Proud, yes. But not loving. Even when we were very young, it was clear that Astraia took after Mother, and I after Father. So there was never any question which one of us would pay for his sin.
Aunt Telomache clapped her hands. “That’s enough, girls,” she said. “Say good-bye and run along.”
Elspeth looked me up and down. “You look pretty enough to eat, miss. May the gods smile on your marriage.” She shrugged, as if to say it was no concern of hers, and left.
Ivy hugged me and slipped a little straw man into my hand. “It’s Brigit’s son, young Tom-a-Lone,” she whispered. “For luck.” She whirled away after Elspeth.
I crushed the charm in my hand. Tom-a-Lone was a hedge-god, the peasants’ lord of death and love. The village folk might sacrifice to Zeus or Hera sometimes, when custom demanded it, but for sick children, uncertain crops, and unrequited love, they prayed to the hedge-gods, the deities they had worshipped long before Romana-Graecian ships ever landed on their shores. Scholars agreed that the hedge-gods were merely superstition, or else garbled versions of the celestial gods—that Tom-a-Lone was but another form of Adonis, Brigit another name for Aphrodite—and that either way, the only rational course was to worship the gods under their true names.
Certainly the hedge-gods hadn’t saved Elspeth’s brother from the demons. But the gods of Olympus hardly seemed inclined to rescue me, either.
With a sigh, Aunt Telomache unfolded my fist and plucked out the crumpled Tom-a-Lone.
“Still they cling to their superstitions,” she muttered, and flung it into the fireplace. “You would think Romana-Graecia conquered them last week and not twelve hundred years ago.”

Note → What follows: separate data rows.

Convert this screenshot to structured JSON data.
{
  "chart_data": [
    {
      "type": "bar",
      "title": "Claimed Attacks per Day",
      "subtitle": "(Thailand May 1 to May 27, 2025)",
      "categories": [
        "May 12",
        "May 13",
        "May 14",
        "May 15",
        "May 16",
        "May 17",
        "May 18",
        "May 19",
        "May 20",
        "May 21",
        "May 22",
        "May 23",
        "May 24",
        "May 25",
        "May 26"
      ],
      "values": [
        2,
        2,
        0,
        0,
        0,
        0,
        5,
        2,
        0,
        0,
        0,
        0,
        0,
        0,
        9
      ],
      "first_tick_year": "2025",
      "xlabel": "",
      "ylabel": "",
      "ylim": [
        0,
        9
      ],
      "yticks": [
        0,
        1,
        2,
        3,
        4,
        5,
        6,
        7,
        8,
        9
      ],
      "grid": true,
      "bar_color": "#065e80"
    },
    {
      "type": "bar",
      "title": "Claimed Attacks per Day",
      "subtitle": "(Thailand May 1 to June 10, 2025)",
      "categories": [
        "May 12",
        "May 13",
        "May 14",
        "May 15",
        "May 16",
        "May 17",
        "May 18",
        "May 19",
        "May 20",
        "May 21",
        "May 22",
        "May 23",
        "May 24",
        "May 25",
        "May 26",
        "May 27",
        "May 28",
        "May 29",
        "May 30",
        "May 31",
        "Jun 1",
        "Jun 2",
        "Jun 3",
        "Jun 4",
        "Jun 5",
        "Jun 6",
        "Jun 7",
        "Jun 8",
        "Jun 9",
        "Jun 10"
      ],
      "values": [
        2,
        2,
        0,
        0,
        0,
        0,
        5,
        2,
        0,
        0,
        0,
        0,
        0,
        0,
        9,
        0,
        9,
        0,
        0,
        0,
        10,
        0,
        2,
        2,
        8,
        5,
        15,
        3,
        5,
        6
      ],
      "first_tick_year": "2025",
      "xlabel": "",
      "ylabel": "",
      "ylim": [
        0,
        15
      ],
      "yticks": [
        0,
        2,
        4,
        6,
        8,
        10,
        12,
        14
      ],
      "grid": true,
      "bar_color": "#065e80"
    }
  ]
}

And from the way Aunt Telomache talked, you would think she was descended in a straight line from Prince Claudius, when in fact she and Mother came from a family that was only three generations removed from being peasants. But there was no use pointing that out to her.
“You don’t know,” Astraia protested. “It might bring good luck, after all.”
“And then the Kindly Ones will grant her three wishes, I suppose?” said Aunt Telomache, sounding more indulgent than annoyed. Then she turned a stony gaze on me. “I trust I don’t need to remind you how important this day is. But it is easy for the young to forget such things.”